Экономика, политическая система, Российская империя в целом не потянули войны с двумя великими державами на своем отдаленном фланге. Россия не вытягивала логистику, не смогла мобилизовать промышленность, не сумела создать численный и качественный перевес над противником на собственной территории.
С другой стороны, Англия и особенно Франция не горели желанием «окончательно решать» русский вопрос. Их целью было разрушение того инструмента, который позволял России вести активную политику на восточном направлении, – Севастополя с его адмиралтейством, мастерскими с серьезными возможностями производства и главное – Лазаревскими доками стоимостью в миллионы. И как только цель была достигнута, можно было приступать к переговорам.
Главной проблемой администрации нового императора Александра II было объяснить экзальтированной публике, почему Россия заключает мир, если пропаганда продолжает уверять о грядущем со дня на день полном банкротстве Запада, посмевшего тягаться с восточным колоссом. Уже после падения Севастополя московские и петербургские газеты сообщали, что во Франции для снабжения бедных организованы столовые, «префекты, чтобы ободрить рабочих, садятся за их скудные столы и разделяют с ними спартанские яства». В ходу конина, и гастрономы доказывают, что «это мясо едва ли не лучше мяса фазана или дикой козы».

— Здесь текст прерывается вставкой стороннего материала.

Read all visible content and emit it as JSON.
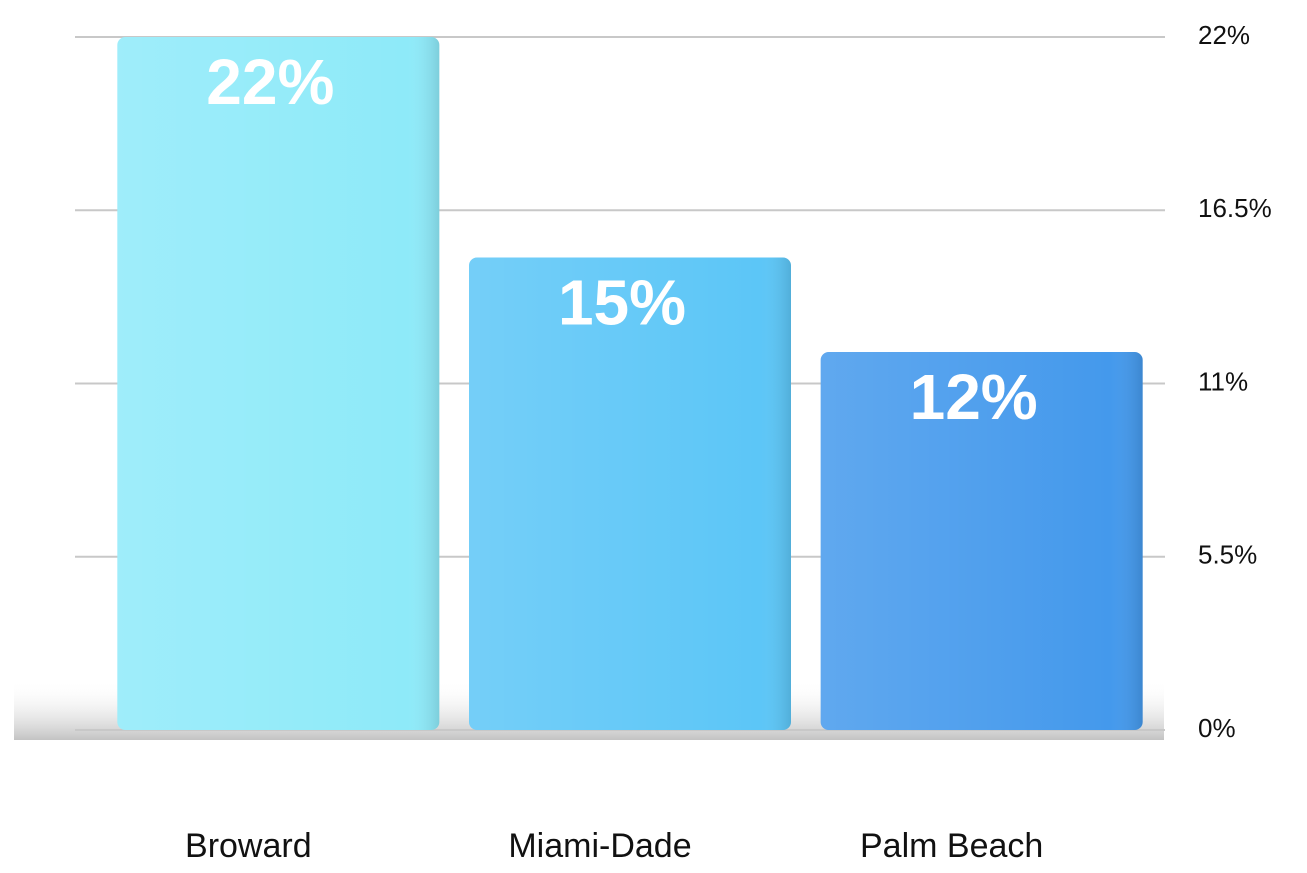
{
  "chart_data": {
    "type": "bar",
    "categories": [
      "Broward",
      "Miami-Dade",
      "Palm Beach"
    ],
    "values": [
      22,
      15,
      12
    ],
    "value_labels": [
      "22%",
      "15%",
      "12%"
    ],
    "colors": [
      "#8eeaf9",
      "#5cc6f7",
      "#4499ec"
    ],
    "ylim": [
      0,
      22
    ],
    "yticks": [
      {
        "value": 0,
        "label": "0%"
      },
      {
        "value": 5.5,
        "label": "5.5%"
      },
      {
        "value": 11,
        "label": "11%"
      },
      {
        "value": 16.5,
        "label": "16.5%"
      },
      {
        "value": 22,
        "label": "22%"
      }
    ],
    "grid": true,
    "y_axis_side": "right"
  }
}
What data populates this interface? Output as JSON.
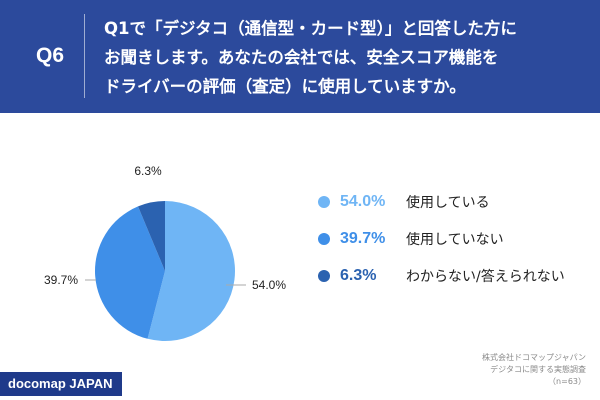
{
  "header": {
    "question_number": "Q6",
    "question_lines": [
      "Q1で「デジタコ（通信型・カード型）」と回答した方に",
      "お聞きします。あなたの会社では、安全スコア機能を",
      "ドライバーの評価（査定）に使用していますか。"
    ],
    "background_color": "#2c4a9c"
  },
  "chart_data": {
    "type": "pie",
    "categories": [
      "使用している",
      "使用していない",
      "わからない/答えられない"
    ],
    "values": [
      54.0,
      39.7,
      6.3
    ],
    "value_labels": [
      "54.0%",
      "39.7%",
      "6.3%"
    ],
    "colors": [
      "#6fb5f5",
      "#3f8fe8",
      "#2b62b0"
    ],
    "start_angle": "12 o'clock",
    "direction": "clockwise",
    "legend_position": "right"
  },
  "source": {
    "lines": [
      "株式会社ドコマップジャパン",
      "デジタコに関する実態調査",
      "（n=63）"
    ]
  },
  "logo": {
    "text": "docomap JAPAN"
  }
}
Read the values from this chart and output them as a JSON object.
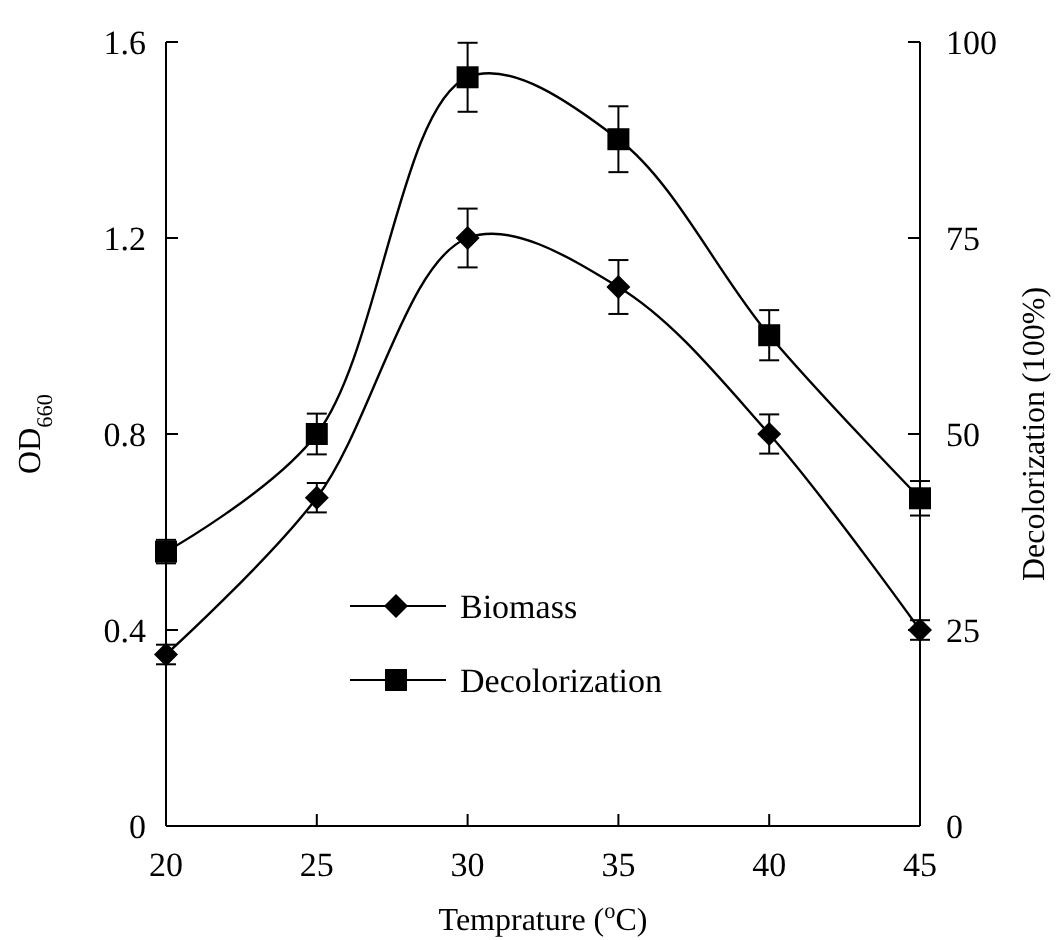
{
  "chart_data": {
    "type": "line",
    "xlabel": "Temprature ($^{o}$C)",
    "ylabel": "OD$_{660}$",
    "y2label": "Decolorization (100%)",
    "x": [
      20,
      25,
      30,
      35,
      40,
      45
    ],
    "xlim": [
      20,
      45
    ],
    "xticks": [
      20,
      25,
      30,
      35,
      40,
      45
    ],
    "ylim": [
      0,
      1.6
    ],
    "yticks": [
      0,
      0.4,
      0.8,
      1.2,
      1.6
    ],
    "y2lim": [
      0,
      100
    ],
    "y2ticks": [
      0,
      25,
      50,
      75,
      100
    ],
    "grid": false,
    "legend": "center left",
    "line_style": "solid",
    "series": [
      {
        "name": "Biomass",
        "color": "#000000",
        "marker": "diamond",
        "values": [
          0.35,
          0.67,
          1.2,
          1.1,
          0.8,
          0.4
        ],
        "errors": [
          0.02,
          0.03,
          0.06,
          0.055,
          0.04,
          0.02
        ]
      },
      {
        "name": "Decolorization",
        "color": "#000000",
        "marker": "square",
        "axis": "y2",
        "values": [
          35,
          50,
          95.5,
          87.6,
          62.6,
          41.8
        ],
        "errors": [
          1.5,
          2.6,
          4.4,
          4.2,
          3.2,
          2.2
        ]
      }
    ]
  }
}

Императрица Мария Александровна жаловалась Тютчевой: «Наше несчастье в том, что мы не можем сказать стране, что эта война была начата нелепым образом благодаря бестактному и незаконному поступку – занятию [Дунайских] княжеств, что война велась дурно, что страна не была к ней подготовлена, что не было ни оружия, ни снарядов, что все отрасли администрации плохо организованы, что наши финансы истощены, что наша политика уже давно была на ложном пути и что все это привело нас к тому положению, в котором мы теперь находимся».

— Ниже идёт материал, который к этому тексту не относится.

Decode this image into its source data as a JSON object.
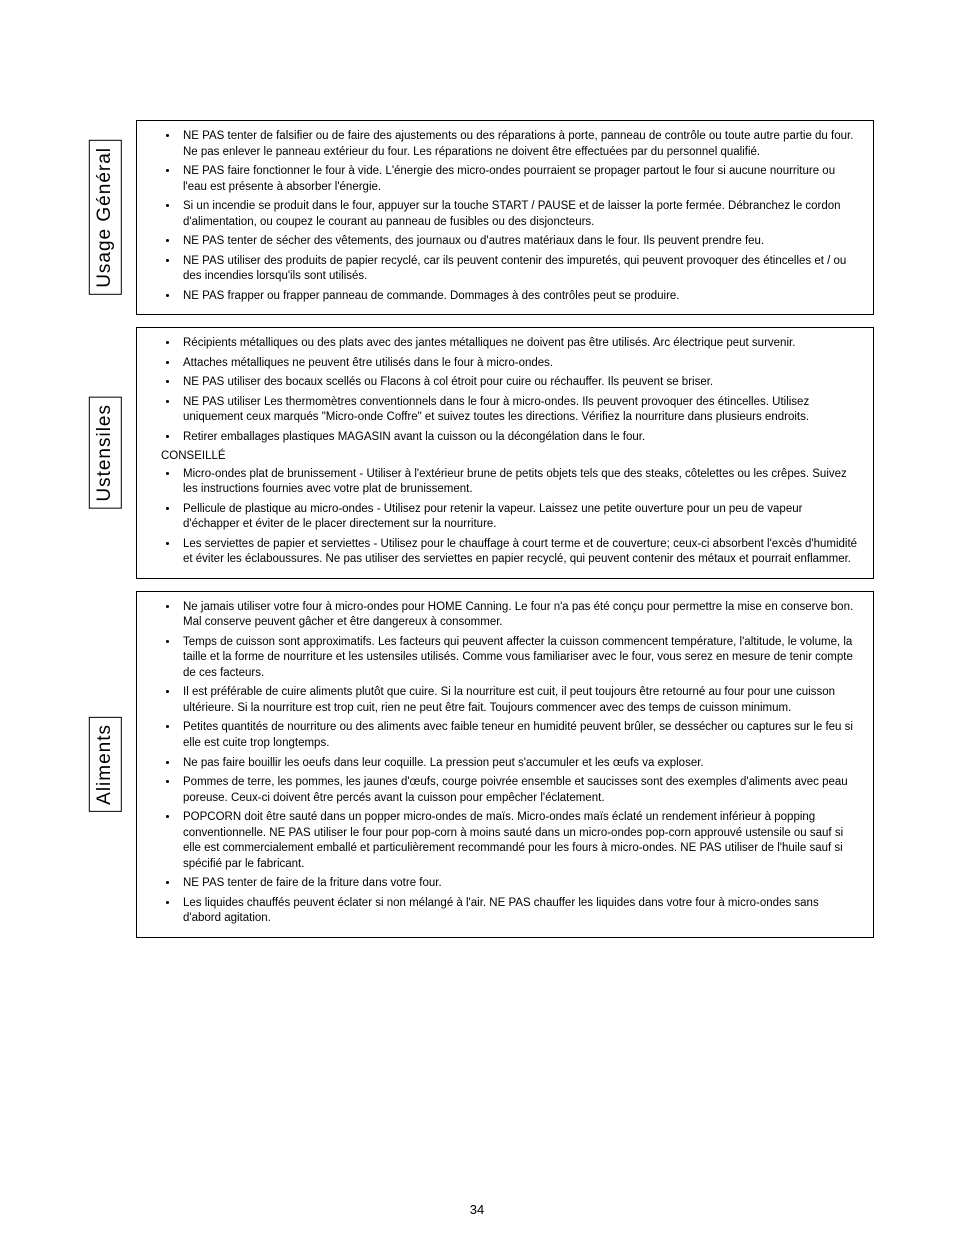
{
  "page_number": "34",
  "sections": [
    {
      "key": "usage",
      "tab_label": "Usage Général",
      "tab_height_hint": 160,
      "items": [
        {
          "type": "li",
          "text": "NE PAS tenter de falsifier ou de faire des ajustements ou des réparations à porte, panneau de contrôle ou toute autre partie du four. Ne pas enlever le panneau extérieur du four. Les réparations ne doivent être effectuées par du personnel qualifié."
        },
        {
          "type": "li",
          "text": "NE PAS faire fonctionner le four à vide. L'énergie des micro-ondes pourraient se propager partout le four si aucune nourriture ou l'eau est présente à absorber l'énergie."
        },
        {
          "type": "li",
          "text": "Si un incendie se produit dans le four, appuyer sur la touche START / PAUSE et de laisser la porte fermée. Débranchez le cordon d'alimentation, ou coupez le courant au panneau de fusibles ou des disjoncteurs."
        },
        {
          "type": "li",
          "text": "NE PAS tenter de sécher des vêtements, des journaux ou d'autres matériaux dans le four. Ils peuvent prendre feu."
        },
        {
          "type": "li",
          "text": "NE PAS utiliser des produits de papier recyclé, car ils peuvent contenir des impuretés, qui peuvent provoquer des étincelles et / ou des incendies lorsqu'ils sont utilisés."
        },
        {
          "type": "li",
          "text": "NE PAS frapper ou frapper panneau de commande. Dommages à des contrôles peut se produire."
        }
      ]
    },
    {
      "key": "ustensiles",
      "tab_label": "Ustensiles",
      "tab_height_hint": 150,
      "items": [
        {
          "type": "li",
          "text": "Récipients métalliques ou des plats avec des jantes métalliques ne doivent pas être utilisés. Arc électrique peut survenir."
        },
        {
          "type": "li",
          "text": "Attaches métalliques ne peuvent être utilisés dans le four à micro-ondes."
        },
        {
          "type": "li",
          "text": "NE PAS utiliser des bocaux scellés ou Flacons à col étroit pour cuire ou réchauffer. Ils peuvent se briser."
        },
        {
          "type": "li",
          "text": "NE PAS utiliser Les thermomètres conventionnels dans le four à micro-ondes. Ils peuvent provoquer des étincelles. Utilisez uniquement ceux marqués \"Micro-onde Coffre\" et suivez toutes les directions. Vérifiez la nourriture dans plusieurs endroits."
        },
        {
          "type": "li",
          "text": "Retirer emballages plastiques MAGASIN avant la cuisson ou la décongélation dans le four."
        },
        {
          "type": "plain",
          "text": "CONSEILLÉ"
        },
        {
          "type": "li",
          "text": "Micro-ondes plat de brunissement - Utiliser à l'extérieur brune de petits objets tels que des steaks, côtelettes ou les crêpes. Suivez les instructions fournies avec votre plat de brunissement."
        },
        {
          "type": "li",
          "text": "Pellicule de plastique au micro-ondes - Utilisez pour retenir la vapeur. Laissez une petite ouverture pour un peu de vapeur d'échapper et éviter de le placer directement sur la nourriture."
        },
        {
          "type": "li",
          "text": "Les serviettes de papier et serviettes - Utilisez pour le chauffage à court terme et de couverture; ceux-ci absorbent l'excès d'humidité et éviter les éclaboussures. Ne pas utiliser des serviettes en papier recyclé, qui peuvent contenir des métaux et pourrait enflammer."
        }
      ]
    },
    {
      "key": "aliments",
      "tab_label": "Aliments",
      "tab_height_hint": 150,
      "items": [
        {
          "type": "li",
          "text": "Ne jamais utiliser votre four à micro-ondes pour HOME Canning. Le four n'a pas été conçu pour permettre la mise en conserve bon. Mal conserve peuvent gâcher et être dangereux à consommer."
        },
        {
          "type": "li",
          "text": "Temps de cuisson sont approximatifs. Les facteurs qui peuvent affecter la cuisson commencent température, l'altitude, le volume, la taille et la forme de nourriture et les ustensiles utilisés. Comme vous familiariser avec le four, vous serez en mesure de tenir compte de ces facteurs."
        },
        {
          "type": "li",
          "text": "Il est préférable de cuire aliments plutôt que cuire. Si la nourriture est cuit, il peut\ntoujours être retourné au four pour une cuisson ultérieure. Si la nourriture est trop cuit, rien ne peut être fait. Toujours commencer avec des temps de cuisson minimum."
        },
        {
          "type": "li",
          "text": "Petites quantités de nourriture ou des aliments avec faible teneur en humidité peuvent brûler, se dessécher ou captures sur le feu si elle est cuite trop longtemps."
        },
        {
          "type": "li",
          "text": "Ne pas faire bouillir les oeufs dans leur coquille. La pression peut s'accumuler et les œufs va exploser."
        },
        {
          "type": "li",
          "text": "Pommes de terre, les pommes, les jaunes d'œufs, courge poivrée ensemble et saucisses sont des exemples d'aliments avec peau poreuse. Ceux-ci doivent être percés avant la cuisson pour empêcher l'éclatement."
        },
        {
          "type": "li",
          "text": "POPCORN doit être sauté dans un popper micro-ondes de maïs. Micro-ondes maïs éclaté un rendement inférieur à popping conventionnelle. NE PAS utiliser le four pour pop-corn à moins sauté dans un micro-ondes pop-corn approuvé ustensile ou sauf si elle est commercialement emballé et particulièrement recommandé pour les fours à micro-ondes. NE PAS utiliser de l'huile sauf si spécifié par le fabricant."
        },
        {
          "type": "li",
          "text": "NE PAS tenter de faire de la friture dans votre four."
        },
        {
          "type": "li",
          "text": "Les liquides chauffés peuvent éclater si non mélangé à l'air. NE PAS chauffer les liquides dans votre four à micro-ondes sans d'abord agitation."
        }
      ]
    }
  ]
}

В итоге из манифеста о Парижском мире решительно нельзя было понять, что Россия проиграла войну. «Будущая участь и права всех христиан на Востоке обеспечены. Султан торжественно признает их... Россияне! Труды ваши были не напрасны», – успокаивал император подданных. Это было, мягко говоря, не совсем правдой, и проницательная Вера Аксакова (сестра знаменитых братьев-славянофилов) писала в дневнике: «Россия отказалась окончательно от прав своих на покровительство несчастных православных».
А вот как был представлен пункт о запрещении России иметь военный флот на Черном море: «Чтобы ускорить заключение мирных условий и отвратить, даже в будущем, самую мысль о каких-либо с Нашей стороны видах честолюбия и завоеваний, Мы дали согласие на установление некоторых особых предосторожностей против столкновения Наших вооруженных судов с турецкими на Черном море».

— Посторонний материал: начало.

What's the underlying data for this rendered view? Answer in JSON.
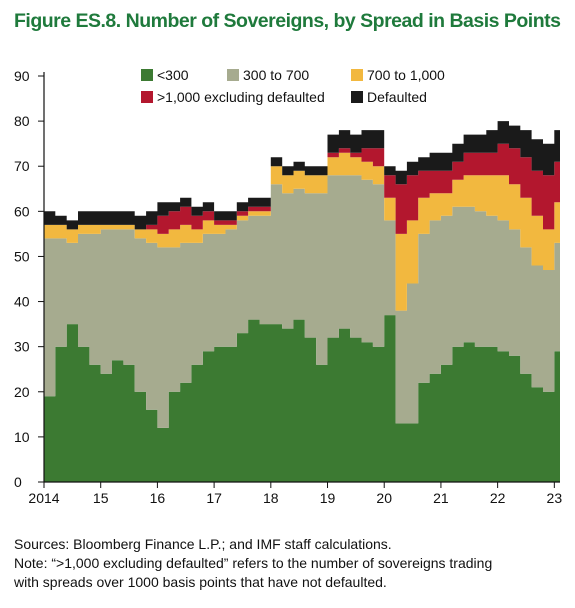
{
  "title": "Figure ES.8. Number of Sovereigns, by Spread in Basis Points",
  "sources": "Sources: Bloomberg Finance L.P.; and IMF staff calculations.",
  "note_line1": "Note: “>1,000 excluding defaulted” refers to the number of sovereigns trading",
  "note_line2": "with spreads over 1000 basis points that have not defaulted.",
  "chart_data": {
    "type": "area",
    "stacked": true,
    "title": "Figure ES.8. Number of Sovereigns, by Spread in Basis Points",
    "xlabel": "",
    "ylabel": "",
    "ylim": [
      0,
      90
    ],
    "yticks": [
      0,
      10,
      20,
      30,
      40,
      50,
      60,
      70,
      80,
      90
    ],
    "xlim": [
      2014.0,
      2023.1
    ],
    "xticks": [
      {
        "value": 2014,
        "label": "2014"
      },
      {
        "value": 2015,
        "label": "15"
      },
      {
        "value": 2016,
        "label": "16"
      },
      {
        "value": 2017,
        "label": "17"
      },
      {
        "value": 2018,
        "label": "18"
      },
      {
        "value": 2019,
        "label": "19"
      },
      {
        "value": 2020,
        "label": "20"
      },
      {
        "value": 2021,
        "label": "21"
      },
      {
        "value": 2022,
        "label": "22"
      },
      {
        "value": 2023,
        "label": "23"
      }
    ],
    "grid": false,
    "legend_position": "top",
    "x": [
      2014.0,
      2014.2,
      2014.4,
      2014.6,
      2014.8,
      2015.0,
      2015.2,
      2015.4,
      2015.6,
      2015.8,
      2016.0,
      2016.2,
      2016.4,
      2016.6,
      2016.8,
      2017.0,
      2017.2,
      2017.4,
      2017.6,
      2017.8,
      2018.0,
      2018.2,
      2018.4,
      2018.6,
      2018.8,
      2019.0,
      2019.2,
      2019.4,
      2019.6,
      2019.8,
      2020.0,
      2020.2,
      2020.4,
      2020.6,
      2020.8,
      2021.0,
      2021.2,
      2021.4,
      2021.6,
      2021.8,
      2022.0,
      2022.2,
      2022.4,
      2022.6,
      2022.8,
      2023.0
    ],
    "series": [
      {
        "name": "<300",
        "color": "#3c7a32",
        "values": [
          19,
          30,
          35,
          30,
          26,
          24,
          27,
          26,
          20,
          16,
          12,
          20,
          22,
          26,
          29,
          30,
          30,
          33,
          36,
          35,
          35,
          34,
          36,
          32,
          26,
          32,
          34,
          32,
          31,
          30,
          37,
          13,
          13,
          22,
          24,
          26,
          30,
          31,
          30,
          30,
          29,
          28,
          24,
          21,
          20,
          29
        ]
      },
      {
        "name": "300 to 700",
        "color": "#a6ab8f",
        "values": [
          35,
          24,
          18,
          25,
          29,
          32,
          29,
          30,
          34,
          37,
          40,
          32,
          31,
          27,
          26,
          25,
          26,
          25,
          23,
          24,
          31,
          30,
          29,
          32,
          38,
          36,
          34,
          36,
          36,
          36,
          21,
          25,
          31,
          33,
          34,
          33,
          31,
          30,
          30,
          29,
          29,
          28,
          28,
          27,
          27,
          24
        ]
      },
      {
        "name": "700 to 1,000",
        "color": "#f2b83f",
        "values": [
          3,
          3,
          3,
          2,
          2,
          1,
          1,
          1,
          2,
          3,
          3,
          4,
          4,
          3,
          3,
          2,
          1,
          1,
          1,
          1,
          4,
          4,
          4,
          4,
          4,
          4,
          5,
          4,
          4,
          4,
          5,
          17,
          14,
          8,
          6,
          5,
          6,
          7,
          8,
          9,
          10,
          10,
          11,
          11,
          9,
          9
        ]
      },
      {
        "name": ">1,000 excluding defaulted",
        "color": "#b3172e",
        "values": [
          0,
          0,
          0,
          0,
          0,
          0,
          0,
          0,
          0,
          1,
          4,
          4,
          4,
          3,
          2,
          1,
          1,
          1,
          1,
          1,
          0,
          0,
          0,
          0,
          0,
          1,
          1,
          1,
          3,
          4,
          5,
          11,
          10,
          6,
          5,
          5,
          4,
          5,
          5,
          5,
          7,
          8,
          9,
          10,
          12,
          9
        ]
      },
      {
        "name": "Defaulted",
        "color": "#1a1a1a",
        "values": [
          3,
          2,
          2,
          3,
          3,
          3,
          3,
          3,
          3,
          3,
          3,
          2,
          2,
          2,
          2,
          2,
          2,
          2,
          2,
          2,
          2,
          2,
          2,
          2,
          2,
          4,
          4,
          4,
          4,
          4,
          2,
          3,
          3,
          3,
          4,
          4,
          4,
          4,
          4,
          5,
          5,
          5,
          6,
          7,
          7,
          7
        ]
      }
    ]
  }
}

Единственным положительным итогом войны стало постепенное рассеивание морока николаевской «стабильности». «Назначение настоящей войны в европейской истории – возбудить Россию, державшую свои таланты под спудом», – заключал Погодин, еще недавно гвоздивший «гнилой Запад». И действительно, Россия была возбуждена. Болезненный, но не катастрофический щелчок по носу, полученный от «загнивающей» Европы, даст толчок реформам Александра II, которые за два десятилетия совершенно преобразят страну во многих отношениях. Но... «В известном смысле, – писал историк Николай Рязановский, – Россия уже никогда не наверстала тридцать лет, потерянных при Николае». В ХХ в. это станет окончательно ясно.